Fig. 2: Model of chromatin priming and its functional consequence for gene expression.

Priming of regulatory elements by TFs constitutes a form of chromatin memory for the control of stimulus-dependent gene expression (inspired by findings reported in [10, 101]). Left: primed regulatory element carrying activating histone modifications have a persistent increase in chromatin accessibility and a gain in h-TF, HMs and CRs as a result of previous activity (see Fig. 1, right). Upon re-stimulation, such as neuronal activation or inflammation, s-TF and ad-TF can be recruited to the primed regions at a faster rate and likely bind with stronger affinity to their target binding sites.
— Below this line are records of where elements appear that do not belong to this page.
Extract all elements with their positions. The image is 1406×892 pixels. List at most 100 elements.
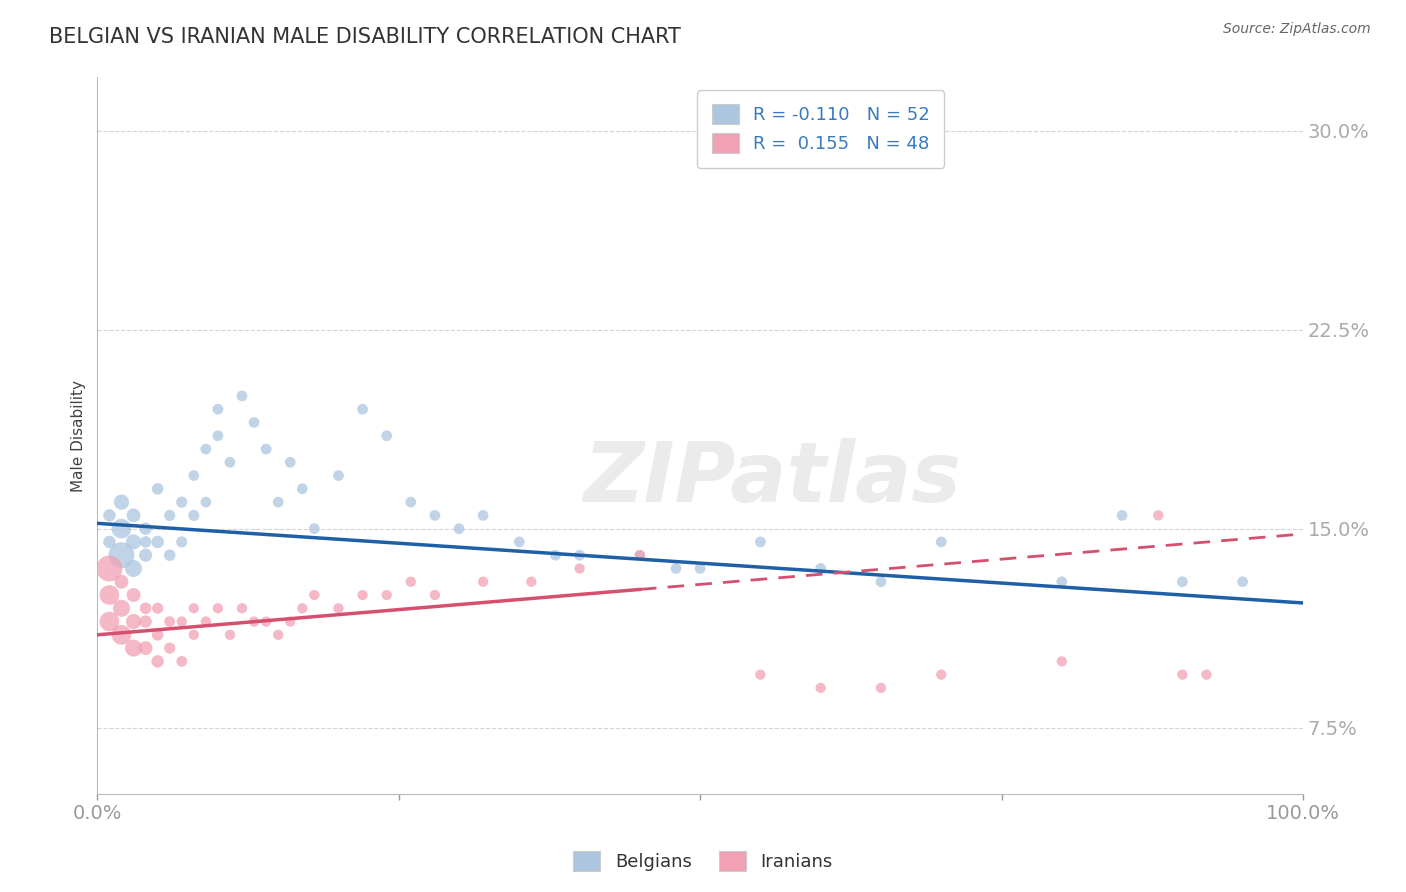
Legend: Belgians, Iranians: Belgians, Iranians — [567, 844, 839, 879]
Point — [1232, 574, 1254, 589]
Point — [219, 628, 242, 642]
Point — [352, 588, 374, 602]
Point — [159, 641, 181, 656]
Point — [544, 548, 567, 562]
Point — [110, 574, 132, 589]
Text: Source: ZipAtlas.com: Source: ZipAtlas.com — [1223, 22, 1371, 37]
Point — [399, 574, 422, 589]
Point — [304, 588, 326, 602]
Point — [146, 654, 169, 668]
Point — [146, 601, 169, 615]
Point — [219, 455, 242, 469]
Point — [254, 442, 277, 456]
Point — [183, 601, 205, 615]
Point — [194, 442, 217, 456]
Point — [423, 508, 446, 523]
Point — [423, 588, 446, 602]
Point — [328, 468, 350, 483]
Point — [278, 615, 301, 629]
Point — [254, 615, 277, 629]
Point — [568, 561, 591, 575]
Point — [110, 601, 132, 615]
Point — [122, 561, 145, 575]
Point — [110, 522, 132, 536]
Point — [689, 561, 711, 575]
Point — [665, 561, 688, 575]
Point — [399, 495, 422, 509]
Point — [98, 615, 121, 629]
Point — [98, 588, 121, 602]
Point — [472, 508, 495, 523]
Point — [146, 535, 169, 549]
Point — [472, 574, 495, 589]
Point — [1050, 574, 1073, 589]
Point — [291, 601, 314, 615]
Point — [98, 508, 121, 523]
Point — [929, 535, 952, 549]
Point — [375, 429, 398, 443]
Point — [170, 535, 193, 549]
Point — [135, 535, 157, 549]
Point — [135, 548, 157, 562]
Point — [278, 455, 301, 469]
Point — [122, 535, 145, 549]
Point — [447, 522, 470, 536]
Point — [328, 601, 350, 615]
Point — [110, 628, 132, 642]
Point — [1171, 574, 1194, 589]
Text: BELGIAN VS IRANIAN MALE DISABILITY CORRELATION CHART: BELGIAN VS IRANIAN MALE DISABILITY CORRE… — [49, 27, 681, 46]
Point — [291, 482, 314, 496]
Point — [135, 641, 157, 656]
Point — [98, 535, 121, 549]
Point — [194, 615, 217, 629]
Point — [159, 548, 181, 562]
Point — [183, 628, 205, 642]
Point — [122, 588, 145, 602]
Point — [749, 667, 772, 681]
Point — [170, 495, 193, 509]
Point — [135, 601, 157, 615]
Point — [267, 628, 290, 642]
Point — [170, 654, 193, 668]
Point — [243, 615, 266, 629]
Point — [122, 615, 145, 629]
Point — [110, 548, 132, 562]
Point — [110, 495, 132, 509]
Point — [183, 508, 205, 523]
Point — [870, 574, 893, 589]
Point — [929, 667, 952, 681]
Point — [1111, 508, 1133, 523]
Point — [749, 535, 772, 549]
Y-axis label: Male Disability: Male Disability — [72, 380, 86, 491]
Legend: R = -0.110   N = 52, R =  0.155   N = 48: R = -0.110 N = 52, R = 0.155 N = 48 — [697, 90, 945, 168]
Point — [375, 588, 398, 602]
Point — [520, 574, 543, 589]
Point — [98, 561, 121, 575]
Point — [267, 495, 290, 509]
Point — [122, 508, 145, 523]
Point — [135, 522, 157, 536]
Point — [628, 548, 651, 562]
Point — [1171, 667, 1194, 681]
Point — [352, 402, 374, 417]
Point — [568, 548, 591, 562]
Point — [207, 429, 229, 443]
Point — [231, 389, 253, 403]
Point — [159, 508, 181, 523]
Point — [122, 641, 145, 656]
Point — [810, 681, 832, 695]
Point — [183, 468, 205, 483]
Text: ZIPatlas: ZIPatlas — [583, 438, 962, 519]
Point — [304, 522, 326, 536]
Point — [1195, 667, 1218, 681]
Point — [243, 416, 266, 430]
Point — [207, 601, 229, 615]
Point — [194, 495, 217, 509]
Point — [1050, 654, 1073, 668]
Point — [231, 601, 253, 615]
Point — [810, 561, 832, 575]
Point — [159, 615, 181, 629]
Point — [146, 482, 169, 496]
Point — [135, 615, 157, 629]
Point — [628, 548, 651, 562]
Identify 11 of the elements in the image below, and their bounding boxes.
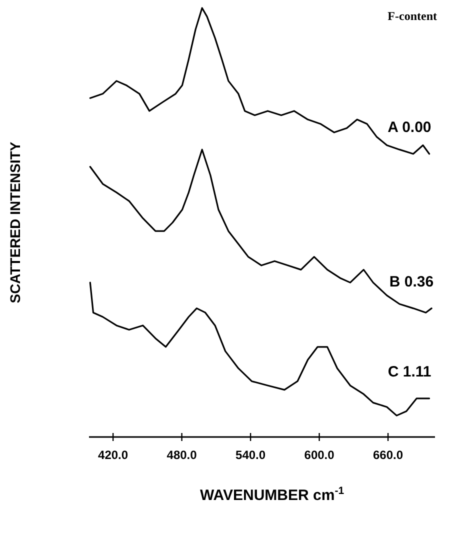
series-label: C 1.11 bbox=[388, 363, 432, 380]
x-tick-label: 660.0 bbox=[373, 448, 404, 462]
x-tick-label: 480.0 bbox=[166, 448, 198, 462]
x-tick-label: 600.0 bbox=[304, 448, 335, 462]
series-label: B 0.36 bbox=[389, 273, 434, 290]
x-tick-label: 420.0 bbox=[98, 448, 128, 462]
x-axis-title: WAVENUMBER cm$^{-1}$ bbox=[200, 485, 344, 504]
x-tick-label: 540.0 bbox=[236, 448, 266, 462]
series-label: A 0.00 bbox=[388, 118, 432, 136]
y-axis-title: SCATTERED INTENSITY bbox=[7, 141, 23, 304]
legend-title: F-content bbox=[388, 9, 437, 23]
A subset of h-TF could also remain associated [101]. The recruitment of s-TF leads to the activation of the primed regulatory element, an enhancer in this case, via recruitment of RNA pol II. The now activated regulatory element can engage in canonical or novel long-range interactions with the promoter of target genes [10] resulting in increased transcription [10, 101]. H3K4me1 and H3K27ac indicated in the figure have been associated with priming events in the brain [10, 91] but other histone modifications may contribute to the process. Also, while histone modifications have been associated with priming events, their functional contribution to gene expression has been recently challenged (see main text). The example provided here does not exclude additional functional consequences of chromatin memory in the brain.